Under the proposed legislation, companies could be classified as gatekeepers if they have an annual turnover in the European Economic Area of at least €6.5 billion in the last three financial years, or if their average market capitalisation or equivalent market value in the last financial year was equal to that figure, and the company provides a central platform service in at least three member states.

In addition, the company must have operated at least one core platform service in the last three financial years that has over 45 million monthly active end-users in the EU and has over 10, 000 active business users established in the EU in the last financial year.

Companies would be obliged to check for themselves whether they meet the criteria for gatekeepers. They would then have to provide the Commission with the relevant information, on the basis of which it can check whether the conditions are met. If this is the case, it would classify the company as a gatekeeper.

However, the Commission could also designate companies as gatekeepers independently of these criteria as a result of a market investigation.

The new law provides for a number of requirements and prohibitions for gatekeepers. Among other things, they would be required to take specific precautions to ensure that third-party software can function properly and interoperates with their own services. Gatekeepers would also have to allow their commercial users to advertise their offers and to conclude contracts with their customers outside the gatekeeper's platform. The new law would also prohibit that users are prevented from deleting pre-installed apps on their devices. Companies would have six months after being classified as gatekeepers to comply with these and other legal requirements.

In case of violations, the new law would provide for fines of up to 10% of a gatekeeper's total global turnover. Lasseur said: "The fines are high, but they correspond to the usual sanction regime for violations of European competition law."

In the event of a repeated offence, following a detailed market investigation by the Commission, the company could even be broken if the Commission finds that there is no effective alternative to ensure that the gatekeeper obligations are complied with.

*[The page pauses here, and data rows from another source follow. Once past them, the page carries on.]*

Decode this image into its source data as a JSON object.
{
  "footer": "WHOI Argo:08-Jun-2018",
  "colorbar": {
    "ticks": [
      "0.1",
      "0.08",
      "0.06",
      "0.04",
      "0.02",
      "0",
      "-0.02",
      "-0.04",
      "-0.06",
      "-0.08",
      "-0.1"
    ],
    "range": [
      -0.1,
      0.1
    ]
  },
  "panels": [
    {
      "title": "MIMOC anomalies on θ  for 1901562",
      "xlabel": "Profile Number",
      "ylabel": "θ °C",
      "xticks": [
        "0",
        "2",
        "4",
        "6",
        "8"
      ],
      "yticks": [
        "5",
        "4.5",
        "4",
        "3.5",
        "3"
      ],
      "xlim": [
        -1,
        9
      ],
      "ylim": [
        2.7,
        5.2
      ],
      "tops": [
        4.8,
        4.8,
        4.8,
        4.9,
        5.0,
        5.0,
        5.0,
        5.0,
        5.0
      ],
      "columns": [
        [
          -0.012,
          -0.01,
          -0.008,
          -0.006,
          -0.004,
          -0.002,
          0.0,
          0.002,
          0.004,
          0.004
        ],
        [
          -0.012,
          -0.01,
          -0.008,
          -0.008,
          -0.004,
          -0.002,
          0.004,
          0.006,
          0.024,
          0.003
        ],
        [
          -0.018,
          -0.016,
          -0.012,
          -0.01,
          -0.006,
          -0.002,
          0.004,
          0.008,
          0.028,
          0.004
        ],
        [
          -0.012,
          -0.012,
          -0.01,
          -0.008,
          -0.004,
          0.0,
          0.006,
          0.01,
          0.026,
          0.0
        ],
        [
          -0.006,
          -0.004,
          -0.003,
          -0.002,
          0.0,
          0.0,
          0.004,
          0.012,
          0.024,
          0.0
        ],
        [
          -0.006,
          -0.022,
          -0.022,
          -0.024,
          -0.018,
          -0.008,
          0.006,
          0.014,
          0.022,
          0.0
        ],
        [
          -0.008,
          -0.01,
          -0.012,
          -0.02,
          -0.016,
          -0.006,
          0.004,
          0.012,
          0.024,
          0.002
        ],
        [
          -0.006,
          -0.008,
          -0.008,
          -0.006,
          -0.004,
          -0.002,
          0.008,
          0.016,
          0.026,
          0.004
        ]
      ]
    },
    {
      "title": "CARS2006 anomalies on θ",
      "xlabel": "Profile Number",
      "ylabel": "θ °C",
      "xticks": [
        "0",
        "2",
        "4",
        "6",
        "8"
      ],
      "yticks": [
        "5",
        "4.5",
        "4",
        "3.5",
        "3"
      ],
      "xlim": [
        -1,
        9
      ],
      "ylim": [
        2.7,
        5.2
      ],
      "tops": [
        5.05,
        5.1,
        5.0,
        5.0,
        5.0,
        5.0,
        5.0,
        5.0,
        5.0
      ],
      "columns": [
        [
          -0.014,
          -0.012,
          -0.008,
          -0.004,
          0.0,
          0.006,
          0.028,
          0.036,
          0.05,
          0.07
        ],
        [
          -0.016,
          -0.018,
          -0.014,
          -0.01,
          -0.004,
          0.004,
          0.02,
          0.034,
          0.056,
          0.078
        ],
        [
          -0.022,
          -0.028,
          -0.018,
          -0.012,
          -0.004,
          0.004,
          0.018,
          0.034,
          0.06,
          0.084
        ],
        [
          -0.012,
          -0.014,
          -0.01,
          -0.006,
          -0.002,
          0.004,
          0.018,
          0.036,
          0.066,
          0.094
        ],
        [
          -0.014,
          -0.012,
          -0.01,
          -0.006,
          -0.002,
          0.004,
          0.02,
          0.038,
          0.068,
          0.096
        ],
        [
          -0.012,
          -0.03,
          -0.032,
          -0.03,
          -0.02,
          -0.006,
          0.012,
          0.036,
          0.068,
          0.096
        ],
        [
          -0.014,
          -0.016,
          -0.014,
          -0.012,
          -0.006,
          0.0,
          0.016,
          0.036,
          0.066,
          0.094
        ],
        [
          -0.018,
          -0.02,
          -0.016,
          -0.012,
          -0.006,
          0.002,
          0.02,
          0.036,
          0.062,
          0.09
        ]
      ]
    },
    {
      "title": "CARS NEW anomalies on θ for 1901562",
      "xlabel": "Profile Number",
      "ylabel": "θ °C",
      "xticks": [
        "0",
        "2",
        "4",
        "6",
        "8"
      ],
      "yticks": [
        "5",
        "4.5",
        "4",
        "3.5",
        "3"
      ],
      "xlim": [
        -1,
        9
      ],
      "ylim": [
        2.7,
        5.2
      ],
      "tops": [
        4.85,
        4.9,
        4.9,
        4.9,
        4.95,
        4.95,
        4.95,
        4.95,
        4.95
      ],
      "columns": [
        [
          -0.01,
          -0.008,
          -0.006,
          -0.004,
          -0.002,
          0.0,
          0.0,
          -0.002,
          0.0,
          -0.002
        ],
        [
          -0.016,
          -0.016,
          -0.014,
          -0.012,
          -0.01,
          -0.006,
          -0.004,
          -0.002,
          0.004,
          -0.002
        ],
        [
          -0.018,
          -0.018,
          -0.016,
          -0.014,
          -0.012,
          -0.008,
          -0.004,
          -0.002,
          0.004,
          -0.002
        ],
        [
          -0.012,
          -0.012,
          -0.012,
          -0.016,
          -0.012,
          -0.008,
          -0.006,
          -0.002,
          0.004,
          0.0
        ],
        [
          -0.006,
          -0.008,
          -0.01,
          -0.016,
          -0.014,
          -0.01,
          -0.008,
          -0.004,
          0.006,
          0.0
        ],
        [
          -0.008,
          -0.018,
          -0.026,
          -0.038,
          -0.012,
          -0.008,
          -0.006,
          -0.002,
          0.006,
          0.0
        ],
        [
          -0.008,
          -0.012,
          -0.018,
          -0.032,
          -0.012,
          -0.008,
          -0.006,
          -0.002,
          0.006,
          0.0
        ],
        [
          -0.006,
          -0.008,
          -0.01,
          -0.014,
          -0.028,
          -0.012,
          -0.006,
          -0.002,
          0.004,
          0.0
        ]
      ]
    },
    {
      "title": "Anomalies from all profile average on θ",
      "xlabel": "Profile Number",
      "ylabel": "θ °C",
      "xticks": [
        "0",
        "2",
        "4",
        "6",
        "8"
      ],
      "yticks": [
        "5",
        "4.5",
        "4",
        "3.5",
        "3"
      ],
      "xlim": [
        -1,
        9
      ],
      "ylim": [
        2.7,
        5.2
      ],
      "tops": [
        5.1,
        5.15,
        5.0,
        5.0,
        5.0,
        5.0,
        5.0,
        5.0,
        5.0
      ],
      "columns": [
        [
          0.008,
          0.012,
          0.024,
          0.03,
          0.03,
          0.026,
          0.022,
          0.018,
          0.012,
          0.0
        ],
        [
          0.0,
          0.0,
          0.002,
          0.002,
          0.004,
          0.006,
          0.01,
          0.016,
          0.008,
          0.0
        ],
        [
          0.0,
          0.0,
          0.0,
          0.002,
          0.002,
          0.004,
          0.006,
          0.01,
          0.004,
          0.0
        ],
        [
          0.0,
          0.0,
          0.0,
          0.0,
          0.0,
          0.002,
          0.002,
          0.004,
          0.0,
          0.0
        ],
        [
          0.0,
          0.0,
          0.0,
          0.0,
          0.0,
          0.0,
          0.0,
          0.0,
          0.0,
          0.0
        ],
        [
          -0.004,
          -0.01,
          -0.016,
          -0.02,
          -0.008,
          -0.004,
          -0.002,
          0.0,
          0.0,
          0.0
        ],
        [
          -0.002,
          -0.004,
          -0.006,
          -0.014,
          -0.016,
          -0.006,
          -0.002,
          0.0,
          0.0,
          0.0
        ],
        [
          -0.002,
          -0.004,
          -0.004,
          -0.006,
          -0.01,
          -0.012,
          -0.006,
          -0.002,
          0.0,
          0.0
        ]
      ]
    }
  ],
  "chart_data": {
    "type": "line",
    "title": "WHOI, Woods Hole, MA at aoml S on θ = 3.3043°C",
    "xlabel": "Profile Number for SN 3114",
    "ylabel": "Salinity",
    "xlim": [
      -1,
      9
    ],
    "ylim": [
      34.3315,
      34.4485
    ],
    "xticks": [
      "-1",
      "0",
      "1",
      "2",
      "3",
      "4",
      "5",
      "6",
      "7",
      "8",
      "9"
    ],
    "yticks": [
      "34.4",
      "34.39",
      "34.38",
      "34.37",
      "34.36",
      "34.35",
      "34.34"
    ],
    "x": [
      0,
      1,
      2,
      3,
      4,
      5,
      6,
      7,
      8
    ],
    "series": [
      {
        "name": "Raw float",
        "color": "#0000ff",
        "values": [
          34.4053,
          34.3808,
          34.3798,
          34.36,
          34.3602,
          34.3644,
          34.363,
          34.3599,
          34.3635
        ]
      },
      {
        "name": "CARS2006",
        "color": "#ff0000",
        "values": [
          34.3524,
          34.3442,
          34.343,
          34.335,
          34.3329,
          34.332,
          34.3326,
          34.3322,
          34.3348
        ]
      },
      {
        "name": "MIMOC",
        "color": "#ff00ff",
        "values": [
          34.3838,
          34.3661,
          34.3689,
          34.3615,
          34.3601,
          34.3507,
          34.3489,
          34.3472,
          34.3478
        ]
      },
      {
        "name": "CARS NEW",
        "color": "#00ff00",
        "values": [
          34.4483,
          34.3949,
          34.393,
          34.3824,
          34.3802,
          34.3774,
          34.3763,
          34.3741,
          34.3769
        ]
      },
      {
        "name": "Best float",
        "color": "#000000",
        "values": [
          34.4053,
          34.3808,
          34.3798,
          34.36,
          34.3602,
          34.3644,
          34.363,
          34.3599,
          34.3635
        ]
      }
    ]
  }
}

"It will be important to assess how the Commission will apply these new powers in practice given the dynamic, fast-moving nature of current technology markets," said Paul Williams of Pinsent Masons. "An entity defined as a gatekeeper under the Act will need to carefully consider the Act’s application to their business, and other entities in digital markets will need to be aware of how the Act will affect their trading relationships with gatekeepers."

Angelique Bret, competition law expert at Pinsent Masons, said: "The changes are significant, but also represent a more moderate position than originally envisaged. The Commission's original proposal included a full market investigation tool which would have allowed the Commission to impose ex-ante competition remedies, not only in digital markets but in other sectors, and would be modelled on the similar regime in the UK. The Commission's final proposal for the tool has limited it to identifying gatekeepers and services that should be included in the scope of the Act, and imposing additional remedies on gatekeepers where they continually fail to follow the new requirements. The Commission will continue to use its usual ex-post anti-trust powers to enforce existing competition laws across the EU."

In the next step of the legislation, the European Parliament and member states will debate the Commission's proposals. According to experts, the legislative process will continue for several years.